Ethiopia has a population of more than 100 million people; it is the second most populous country in Africa. The country has consistent economic growth, however, it is also one of the poorest countries in the region. Eritrea is home to more than 5 million people, the country has reported consistent growth deficits and poverty. The peace deal could also spur foreign investors to consider Eritrea as a business hub and likewise solidify the country relationship on the international scene.

Analysts stipulated that both countries will benefit from the normalisation. Ethiopia is a land-locked country; negotiating access to Eritrea’s seaports could boost sustainable economic growth and development. Since the conflict, Ethiopia has been forced to use the Djibouti’s seaports; the former sends its 90 per cent foreign trade through the latter. The normalisation opened a new dawn out of isolation for Eritrea, PM Abiy made propositions to the UN secretary to lift the sanctions against Eritrea. Today, the UN lifts the ban, lifting the sanctions could help to unlock new paths for investments and sustainable economic growth in the Eritrea.

Both countries are back to business. After the border was opened, business women and men were glad to be back to economic activities. A merchant in the Eritrean town of Senafe gladly said: we have everything we didn’t have before, from the smallest to the biggest products. The report released by EY attractiveness survey revealed that in 2018, Ethiopia’s investment attractiveness is seven times better than previous years. The EY’s attractiveness program focuses on insights derived from understanding growth from Foreign Direct Investment (FDI) perspective into countries and regions across globe.
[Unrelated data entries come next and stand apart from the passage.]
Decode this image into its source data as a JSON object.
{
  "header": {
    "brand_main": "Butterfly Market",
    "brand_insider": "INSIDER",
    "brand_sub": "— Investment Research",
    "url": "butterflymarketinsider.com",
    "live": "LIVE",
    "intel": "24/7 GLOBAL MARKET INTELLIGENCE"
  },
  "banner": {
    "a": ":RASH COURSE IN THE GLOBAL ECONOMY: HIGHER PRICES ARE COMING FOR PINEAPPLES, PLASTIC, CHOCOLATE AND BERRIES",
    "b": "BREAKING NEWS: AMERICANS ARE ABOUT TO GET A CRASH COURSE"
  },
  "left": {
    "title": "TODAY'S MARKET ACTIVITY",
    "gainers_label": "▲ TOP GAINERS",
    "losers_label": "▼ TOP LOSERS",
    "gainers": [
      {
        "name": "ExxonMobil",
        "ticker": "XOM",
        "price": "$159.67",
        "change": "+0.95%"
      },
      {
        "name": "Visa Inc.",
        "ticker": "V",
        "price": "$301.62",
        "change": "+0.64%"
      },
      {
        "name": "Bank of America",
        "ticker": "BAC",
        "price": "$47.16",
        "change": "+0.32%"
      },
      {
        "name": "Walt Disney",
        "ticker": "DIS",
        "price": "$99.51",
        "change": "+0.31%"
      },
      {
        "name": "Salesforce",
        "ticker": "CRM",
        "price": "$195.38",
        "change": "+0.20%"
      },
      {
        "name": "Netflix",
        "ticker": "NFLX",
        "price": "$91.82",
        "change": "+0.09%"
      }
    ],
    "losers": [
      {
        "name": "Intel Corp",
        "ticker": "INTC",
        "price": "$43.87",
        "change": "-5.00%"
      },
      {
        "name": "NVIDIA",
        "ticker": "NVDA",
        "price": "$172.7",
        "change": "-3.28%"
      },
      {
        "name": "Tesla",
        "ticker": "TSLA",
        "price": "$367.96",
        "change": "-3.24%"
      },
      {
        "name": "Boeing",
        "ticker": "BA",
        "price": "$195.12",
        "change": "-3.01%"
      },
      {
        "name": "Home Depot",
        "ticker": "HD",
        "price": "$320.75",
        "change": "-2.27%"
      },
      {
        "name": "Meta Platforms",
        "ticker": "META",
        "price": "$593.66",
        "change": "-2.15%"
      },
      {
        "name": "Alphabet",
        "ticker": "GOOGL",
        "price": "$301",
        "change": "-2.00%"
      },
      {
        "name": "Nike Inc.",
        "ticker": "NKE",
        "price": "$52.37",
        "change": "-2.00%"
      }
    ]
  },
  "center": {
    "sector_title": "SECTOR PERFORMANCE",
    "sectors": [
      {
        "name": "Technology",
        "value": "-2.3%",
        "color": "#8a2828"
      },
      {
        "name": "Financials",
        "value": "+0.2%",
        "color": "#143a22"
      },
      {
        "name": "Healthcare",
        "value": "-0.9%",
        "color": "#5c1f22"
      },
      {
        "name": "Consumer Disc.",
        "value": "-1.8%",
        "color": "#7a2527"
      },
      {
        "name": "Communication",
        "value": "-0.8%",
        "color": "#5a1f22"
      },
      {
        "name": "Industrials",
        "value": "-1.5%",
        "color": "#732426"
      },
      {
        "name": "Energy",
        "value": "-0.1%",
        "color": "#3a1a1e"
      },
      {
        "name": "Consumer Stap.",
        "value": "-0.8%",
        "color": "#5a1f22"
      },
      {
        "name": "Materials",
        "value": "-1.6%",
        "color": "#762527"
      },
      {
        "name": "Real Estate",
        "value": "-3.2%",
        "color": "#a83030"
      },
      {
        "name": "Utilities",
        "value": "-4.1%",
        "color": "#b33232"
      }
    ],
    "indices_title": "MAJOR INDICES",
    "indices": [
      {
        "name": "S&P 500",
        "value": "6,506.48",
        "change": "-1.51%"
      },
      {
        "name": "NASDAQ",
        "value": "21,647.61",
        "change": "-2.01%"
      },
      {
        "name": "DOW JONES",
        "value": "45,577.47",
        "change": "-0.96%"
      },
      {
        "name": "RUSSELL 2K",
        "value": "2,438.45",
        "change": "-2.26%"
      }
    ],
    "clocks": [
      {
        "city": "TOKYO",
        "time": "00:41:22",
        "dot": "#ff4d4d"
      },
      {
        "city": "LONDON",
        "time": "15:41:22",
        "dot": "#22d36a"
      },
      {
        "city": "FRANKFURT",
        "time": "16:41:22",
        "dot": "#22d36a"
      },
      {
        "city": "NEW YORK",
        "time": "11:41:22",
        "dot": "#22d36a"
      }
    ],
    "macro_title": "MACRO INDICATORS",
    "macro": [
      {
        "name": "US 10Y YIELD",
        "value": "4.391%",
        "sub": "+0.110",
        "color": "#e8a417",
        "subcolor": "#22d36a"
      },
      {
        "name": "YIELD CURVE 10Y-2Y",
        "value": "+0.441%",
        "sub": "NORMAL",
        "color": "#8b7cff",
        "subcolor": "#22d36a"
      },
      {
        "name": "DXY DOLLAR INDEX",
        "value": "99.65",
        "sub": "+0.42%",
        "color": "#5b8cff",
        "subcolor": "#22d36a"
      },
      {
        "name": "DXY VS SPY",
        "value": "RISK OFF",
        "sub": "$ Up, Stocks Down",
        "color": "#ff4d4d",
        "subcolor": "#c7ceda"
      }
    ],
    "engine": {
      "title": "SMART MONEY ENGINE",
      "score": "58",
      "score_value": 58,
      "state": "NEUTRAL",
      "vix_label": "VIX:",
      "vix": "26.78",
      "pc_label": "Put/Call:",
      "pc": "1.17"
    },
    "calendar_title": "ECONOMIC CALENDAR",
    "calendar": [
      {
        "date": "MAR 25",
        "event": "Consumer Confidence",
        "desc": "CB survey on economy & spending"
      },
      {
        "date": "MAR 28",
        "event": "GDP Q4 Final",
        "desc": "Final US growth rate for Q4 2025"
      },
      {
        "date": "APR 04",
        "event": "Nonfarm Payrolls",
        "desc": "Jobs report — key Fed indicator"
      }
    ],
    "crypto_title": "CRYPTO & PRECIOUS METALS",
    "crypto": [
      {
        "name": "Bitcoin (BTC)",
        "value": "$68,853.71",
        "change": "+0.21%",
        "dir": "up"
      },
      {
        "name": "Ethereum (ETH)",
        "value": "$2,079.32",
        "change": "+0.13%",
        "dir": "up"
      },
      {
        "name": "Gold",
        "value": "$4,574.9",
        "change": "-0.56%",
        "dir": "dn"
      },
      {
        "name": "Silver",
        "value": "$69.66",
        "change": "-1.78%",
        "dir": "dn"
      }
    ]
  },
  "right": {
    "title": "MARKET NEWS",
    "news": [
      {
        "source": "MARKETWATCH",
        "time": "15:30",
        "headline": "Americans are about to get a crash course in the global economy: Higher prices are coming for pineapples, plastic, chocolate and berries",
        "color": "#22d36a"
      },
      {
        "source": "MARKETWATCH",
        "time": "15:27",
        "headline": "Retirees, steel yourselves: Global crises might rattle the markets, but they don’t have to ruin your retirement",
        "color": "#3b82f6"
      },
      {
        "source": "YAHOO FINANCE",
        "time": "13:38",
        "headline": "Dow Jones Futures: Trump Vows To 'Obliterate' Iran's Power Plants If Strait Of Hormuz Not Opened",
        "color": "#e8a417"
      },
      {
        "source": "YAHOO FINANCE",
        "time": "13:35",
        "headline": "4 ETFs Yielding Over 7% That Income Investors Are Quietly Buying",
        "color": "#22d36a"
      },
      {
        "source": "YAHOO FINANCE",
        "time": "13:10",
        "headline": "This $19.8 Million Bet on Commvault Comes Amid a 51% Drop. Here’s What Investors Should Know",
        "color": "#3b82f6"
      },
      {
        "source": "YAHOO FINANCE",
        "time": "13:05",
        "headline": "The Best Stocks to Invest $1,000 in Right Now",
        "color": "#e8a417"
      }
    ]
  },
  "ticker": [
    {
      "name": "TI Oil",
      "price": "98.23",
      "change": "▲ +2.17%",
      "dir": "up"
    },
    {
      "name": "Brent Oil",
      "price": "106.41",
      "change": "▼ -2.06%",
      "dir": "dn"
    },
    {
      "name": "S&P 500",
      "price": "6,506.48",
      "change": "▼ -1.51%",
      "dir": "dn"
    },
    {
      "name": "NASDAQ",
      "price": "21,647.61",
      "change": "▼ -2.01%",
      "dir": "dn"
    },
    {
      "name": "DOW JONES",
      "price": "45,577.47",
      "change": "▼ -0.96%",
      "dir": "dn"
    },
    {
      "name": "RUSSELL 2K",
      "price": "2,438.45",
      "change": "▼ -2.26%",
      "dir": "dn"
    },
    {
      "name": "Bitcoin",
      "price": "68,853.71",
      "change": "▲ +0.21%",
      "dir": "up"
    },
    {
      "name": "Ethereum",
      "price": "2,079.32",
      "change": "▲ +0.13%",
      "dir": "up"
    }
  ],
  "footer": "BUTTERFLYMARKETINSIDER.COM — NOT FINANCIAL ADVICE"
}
Furthermore, the peace agreement will creates space to prioritise economic development over security. More resources were diverted to national security than sustainability. Eritrea has a mandatory national service program which is throat cutting but the government saw the program has a necessity to protect against the continued threat of fighting with Ethiopia. Eritrean migrants have reported that they were fleeing the mandatory program.

Eritrea will be the new sweetheart of investors because it has a lot of untapped resources, including vast potash; an important element in modern fertilizers. The country is a producer of Bisha, gold and copper. Bisha is ‘hot cake’ in the industry, whoever owns this resource will have a head start in future mineral licence; so potential investors will see this as a rat race. According to World Bank, Bisha currently consists of 10 per cent of Eritrea’s GDP.

Although, these indicators are in the favour of both countries, it is however impediments for the governments to set the ball of proper and sound policies rolling for the betterment of the economies. All these may not be enough to drive sustainable economic growth, the future economic and humanitarian conditions will be determined by the direction of their home policies. The governments need to employ policies and sound governance reforms that would restore trust between the citizens and the government for a stable economic growth.

The Eritrean government should adopt trade policies that would strengthen the unregulated and unstable exchange rate. Owing to the fact that the Eritrean nafka has an unstable value compare to the Ethiopian birr, the trade scenario has to be guided by some strategies. The economies have to adopt broader economic and regulatory reforms, work dutifully on the cost of doing business, the ease of doing business and also provide basic social amenities to make the economies more business friendly.

Beyond signing the deal, there are more for both governments to embark upon to benefit the economy. Ethiopia-Eritrea peace deal will remain mere deal if proper reforms are not enacted.